Hackers have published more details of people that use adultery website Ashley Madison onto the dark web, it has been reported.
This is the third and largest data dump from the hackers, known as the Impact Team.
Over 14GB of data was published on a hard-to-access section of the internet yesterday, including a 13.74GB compressed file titled "noel.biderman.mail.7z". Noel Biderman is the name of Ashley Madison's CEO and this file looks like it could contain many of his email communications.
Opening the file is proving problematic to those that have tried as it keeps bringing up an error message. "It's in a zipped format, and when I try to decompress the contents a message comes up saying it won't work," Per Thorsheim, chief executive of cybersecurity firm God Praksis, told the BBC. "I can't yet say why."
Other files in the latest data dump appear to contain source code that could allow the hackers to infiltrate other sites owned by Ashley Madison's parent company, Avid Life Media.
Earlier this week the hackers uploaded 9.7GB of data including usernames, first names, last names, street addresses and more of some 33 million users. Partial credit card details were also published, along with records documenting 9.6 million transactions and 36 million email addresses.
Over 100 official UK government email addresses have been found in the the Ashley Madison files. Also among the email addresses were more than 15,000 accounts created with US .mil or .gov email addresses.
The data also included descriptions of what 64 members were looking for on Ashley Madison.
“I’m looking for someone who isn’t happy at home or just bored and looking for some excitement,” wrote one member, according to Wired. The same filed contained an address in Ottawa and the name and phone number of someone who works for the Customs and Immigration Union in Canada. “I love it when I’m called and told I have 15 minutes to get to someplace where I’ll be greeted at the door with a surprise — maybe lingerie, nakedness. I like to ravish and be ravished … I like lots of foreplay and stamina, fun, discretion, oral, even willingness to experiment—*smile*”
Passwords featured in the leak are hashed using the secure bcrypt algorithm. The difficulty and cost of decrypting all the passwords in the database means they will likely remain encrypted, but any users of Ashley Madison that want to minimise the risk of being exposed should change their password and any duplicates.
It's possible that some users provided fake details when they signed up, including random numbers and addresses. However, files containing credit card transactions will show real names and addresses, unless users of the site provided anonymous pre-paid cards.
The data was stolen last month by hackers that threatened to publish it unless the match making site for married people was taken down.
Some data was released in July but Avid Life Media, which owns Ashley Madison, has confirmed that more data has now been leaked.
“Avid Life Media has failed to take down Ashley Madison and Established Men,” Wired quoted Impact Team as saying in a statement accompanying the posting earlier this week.
“We have explained the fraud, deceit, and stupidity of ALM [Avid Life Media] and their members. Now everyone gets to see their data,” the hackers said, according to Wired.
Shortly after the breach, a hacking insider told Sky News that hackers could sell the data they hold on Ashley Madison's 37 million cheating users for a large profit.
Initially the hackers released just 40MB of data, including some credit card details and several documents about its parent company Avid Life Media (ALM).
The hackers said they were prepared to release all customer records, including the "secret sexual fantasies" of members, unless the site was closed.
Ashley Madison, whose tagline is “Life is Short. Have an Affair”, is founded on confidentiality and privacy. It facilitates relationships between married people looking to cheat on their spouse.
The Impact Team targeted ALM over its Full Delete feature – a £15 ($19) service that allows Ashley Madison users to remove their profile and all accompanying information. The hackers claim that ALM doesn’t actually delete everything, stating that the user’s real name and credit card details remain online.
In April, ALM claimed Ashley Madison was the second most popular dating site in the world, losing out only to dating giant Match.com. It also claimed Ashley Madison had 1.2 million users in Britain.
Commenting at the time of the hack, Kassem Younis, a privacy expert and CEO of Thoughts Around Me, an app that lets people share things anonymously about issues affecting their everyday lives, said Ashley Madison has let its users down by failing to protect them.
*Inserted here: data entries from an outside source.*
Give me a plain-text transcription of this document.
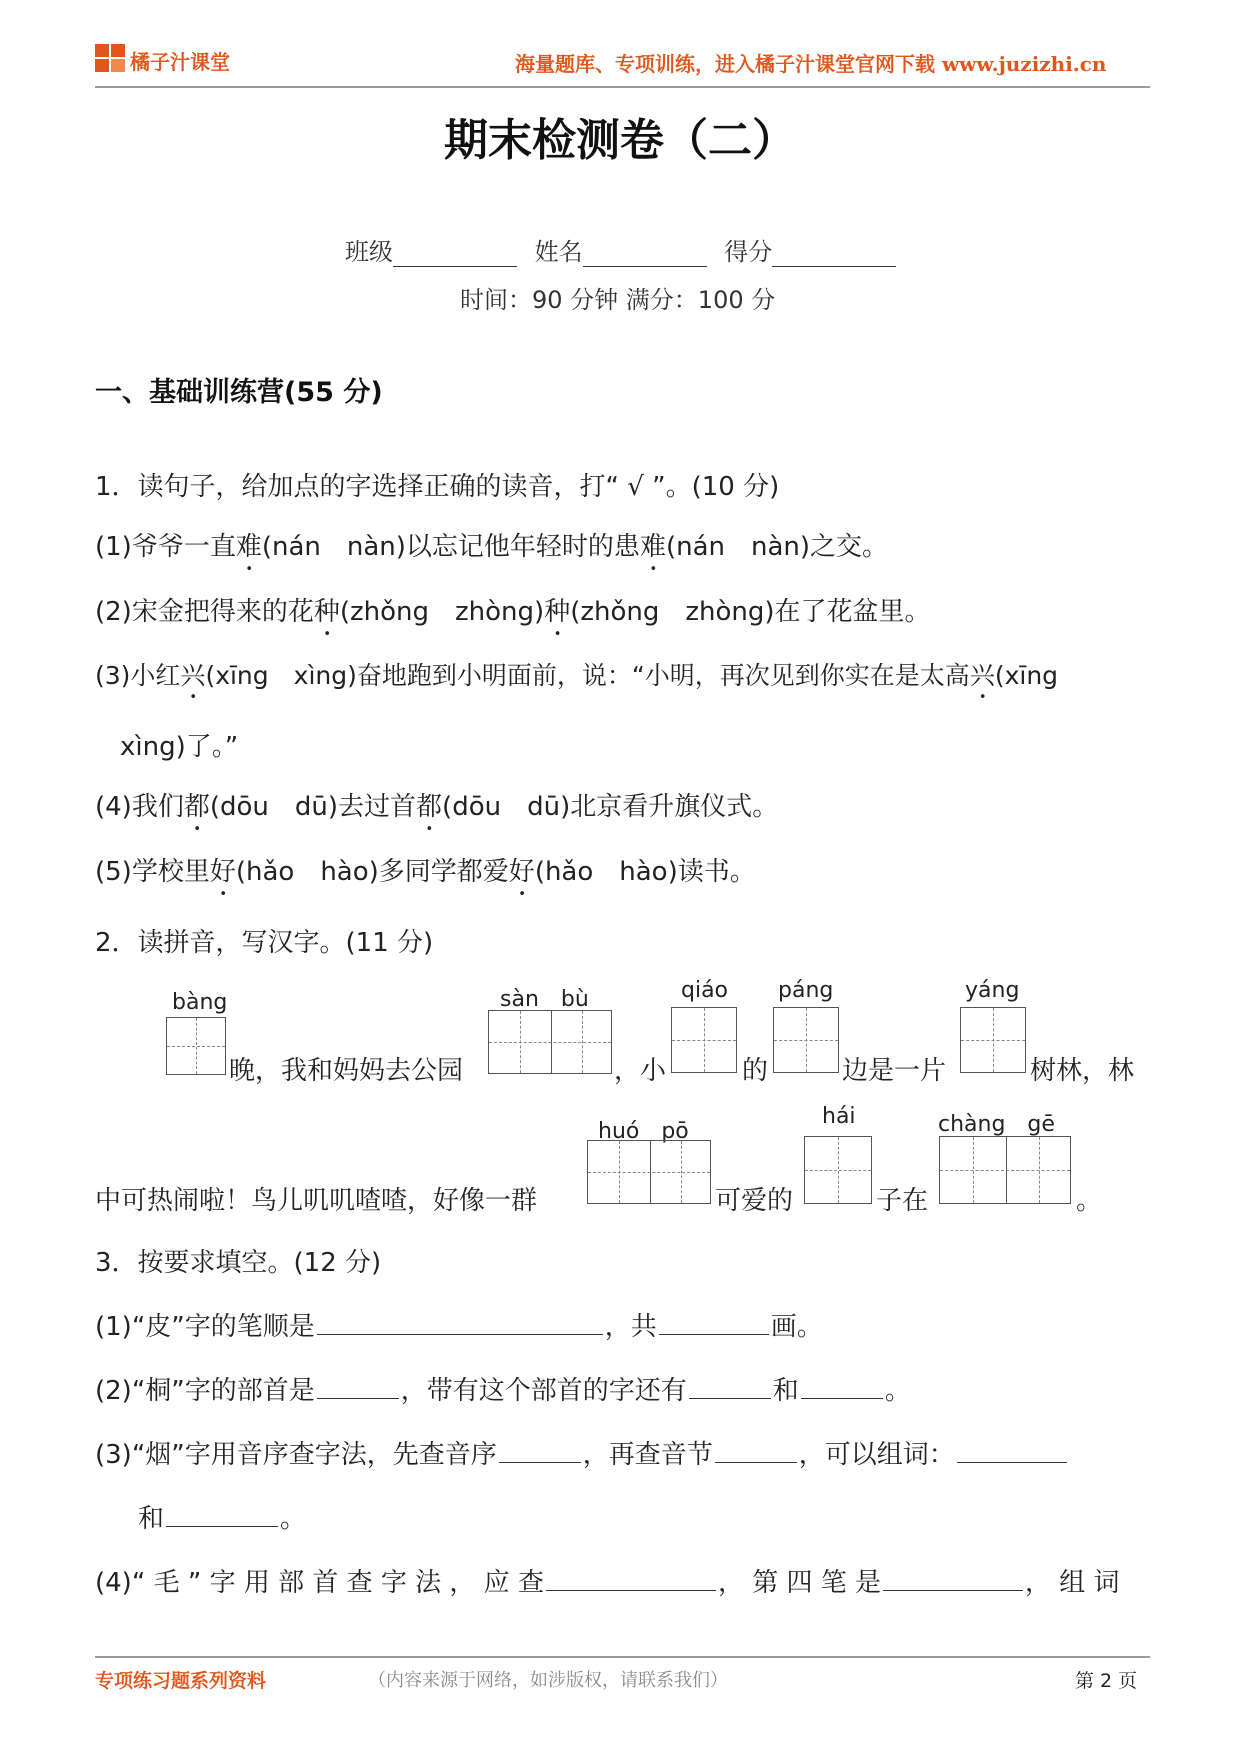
橘子汁课堂	海量题库、专项训练，进入橘子汁课堂官网下载 www.juzizhi.cn
期末检测卷（二）
班级	姓名	得分
时间：90 分钟 满分：100 分
一、基础训练营(55 分)
1．读句子，给加点的字选择正确的读音，打“ √ ”。(10 分)
(1)爷爷一直难(nán　nàn)以忘记他年轻时的患难(nán　nàn)之交。
(2)宋金把得来的花种(zhǒng　zhòng)种(zhǒng　zhòng)在了花盆里。
(3)小红兴(xīng　xìng)奋地跑到小明面前，说：“小明，再次见到你实在是太高兴(xīng
xìng)了。”
(4)我们都(dōu　dū)去过首都(dōu　dū)北京看升旗仪式。
(5)学校里好(hǎo　hào)多同学都爱好(hǎo　hào)读书。
2．读拼音，写汉字。(11 分)
bàng	sàn　bù	qiáo páng	yáng
晚，我和妈妈去公园	，小	的	边是一片	树林，林
huó　pō
hái	chàng　gē
中可热闹啦！鸟儿叽叽喳喳，好像一群	可爱的	子在	。
3．按要求填空。(12 分)
(1)“皮”字的笔顺是	，共	画。
(2)“桐”字的部首是	，带有这个部首的字还有	和	。
(3)“烟”字用音序查字法，先查音序	，再查音节	，可以组词：
和	。
(4)“ 毛 ” 字 用 部 首 查 字 法 ， 应 查	， 第 四 笔 是	， 组 词
专项练习题系列资料	（内容来源于网络，如涉版权，请联系我们）	第 2 页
“There are many reasons why people would want to protect their identities online - whether or not you agree with the premise of this particular service, users have placed their trust in Ashley Madison and have been badly let down. What is most worrying is that this points to a wider trend of anonymous apps and websites being hacked, including Secret in August 2014.
"The scale of this hack is what will trouble the UK’s 1.2 million users the most. With reports that Ashley Madison’s customers have had everything from their credit card details to their real names and even their sexual fantasies compromised, there may be a lot of red faces in the UK this morning and much damage has likely already likely been done."
ALM revealed in April that it planned to float on the London Stock Exchange as it looked to raise money from investors hungry to cash in on the success of dating startups.
The company tried floating in Toronto five years ago, only to be greeted to a lack of appetite among cautious North American investors.
“Europeans have a more laissez-faire attitude toward infidelity,” said Christoph Kraemer, head of international relations for Ashley Madison at the time. “Investors here will look past that and at the numbers.”